Stan Fong, who was born into a traditional Chinese immigrant family in Tennessee, articulated that the difficulty of being both gay and Chinese is that it is perceived as a rejection of the whole idea of family.
“They cause friction,” said Fong, executive member of National Queer Asian Pacific Islander Alliance (NQAPIA), a non-profit organization across the U.S. that seeks to challenge homophobia, racism and anti-immigrant bias. “You see many white people bringing partners to their parents but you’re not seeing a lot of Chinese people bringing their boyfriends back home to their families. It’s a problem.”
Fong, 35, faced several confrontations with his mom, who pulled him out of college in Miami after she found out her son was gay. Fong stayed in Atlanta under the strict supervision of his mom for nine months and ended up leaving home for Chicago.
“My mom nearly said if your dad were alive today, he would hire somebody to cut your legs off,” said Fong, who still evades gay topics when talking with his mother. “My mom still does not say it out loud. She calls it a rainbow thing.”
Like Fong, many Chinese homosexuals are leaving home in search of freedom to express themselves. Kim Yu, a 27-year-old Chinese national who was born in Qingdao and now works in Chicago, was one of them.
Yu criticized the dearth of public discourse on LGBT issues, which are considered almost taboo in Chinese society.

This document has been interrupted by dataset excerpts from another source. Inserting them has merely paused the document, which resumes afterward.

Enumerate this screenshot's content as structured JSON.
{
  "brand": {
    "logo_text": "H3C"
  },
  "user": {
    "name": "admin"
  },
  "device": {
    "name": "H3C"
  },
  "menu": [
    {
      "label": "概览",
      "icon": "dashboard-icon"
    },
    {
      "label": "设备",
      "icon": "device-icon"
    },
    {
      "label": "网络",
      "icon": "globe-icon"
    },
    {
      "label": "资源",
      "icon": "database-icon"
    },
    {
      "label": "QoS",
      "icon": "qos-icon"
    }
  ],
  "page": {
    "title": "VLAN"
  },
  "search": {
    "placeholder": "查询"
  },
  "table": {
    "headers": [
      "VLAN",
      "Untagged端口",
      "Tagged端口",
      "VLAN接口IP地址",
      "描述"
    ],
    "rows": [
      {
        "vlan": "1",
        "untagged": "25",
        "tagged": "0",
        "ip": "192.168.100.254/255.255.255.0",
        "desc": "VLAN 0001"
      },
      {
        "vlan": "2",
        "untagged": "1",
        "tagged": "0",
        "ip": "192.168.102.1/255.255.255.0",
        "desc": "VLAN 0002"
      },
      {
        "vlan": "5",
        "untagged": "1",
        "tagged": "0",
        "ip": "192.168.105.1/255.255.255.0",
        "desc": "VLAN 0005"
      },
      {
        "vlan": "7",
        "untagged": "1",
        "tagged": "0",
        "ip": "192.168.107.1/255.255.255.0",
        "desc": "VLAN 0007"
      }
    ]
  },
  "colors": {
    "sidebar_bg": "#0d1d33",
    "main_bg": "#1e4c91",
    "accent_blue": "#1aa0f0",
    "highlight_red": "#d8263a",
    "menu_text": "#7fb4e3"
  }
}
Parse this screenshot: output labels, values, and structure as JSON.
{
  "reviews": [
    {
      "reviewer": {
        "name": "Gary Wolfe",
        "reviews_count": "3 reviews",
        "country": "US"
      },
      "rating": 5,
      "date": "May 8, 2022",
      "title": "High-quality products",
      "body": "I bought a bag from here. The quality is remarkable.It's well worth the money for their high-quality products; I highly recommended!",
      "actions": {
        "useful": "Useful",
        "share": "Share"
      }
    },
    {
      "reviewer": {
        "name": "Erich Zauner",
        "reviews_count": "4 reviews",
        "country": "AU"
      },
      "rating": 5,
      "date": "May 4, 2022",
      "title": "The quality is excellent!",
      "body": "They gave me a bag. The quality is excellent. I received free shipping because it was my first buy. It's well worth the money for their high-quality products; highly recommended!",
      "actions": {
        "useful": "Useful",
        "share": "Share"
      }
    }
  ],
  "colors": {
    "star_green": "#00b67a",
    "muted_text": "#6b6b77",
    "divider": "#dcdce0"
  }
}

“There is this lack of knowledge [about sexual and gender diversity in China], so most people, especially older generations, aren’t even aware of the possibility of someone being gay,” said Yu, who mostly remained closeted in China. “But in the U.S., I rarely have to reveal myself as being gay.”
Fong, Yu and Zhang all agreed that there is a long way to go for Chinese LGBT people to acquire equal rights and that family acceptance through a broader public discourse and education on LGBT issues is an essential step for change.
One of the initiatives carried out by NQAPIA is to create videos that depict Chinese parents saying in Cantonese or Mandarin, “I love and accept my lesbian, gay kid.” [Click here to watch the video -“Family Is Still Family (Mandarin with English subtitles”]
“I need people to tell me that it’s okay to be me,” Fong said. “It’s ok. It’s normal. It’s ok to be gay and want a family, raise your kids, make them go to Chinese school and do all of these things.”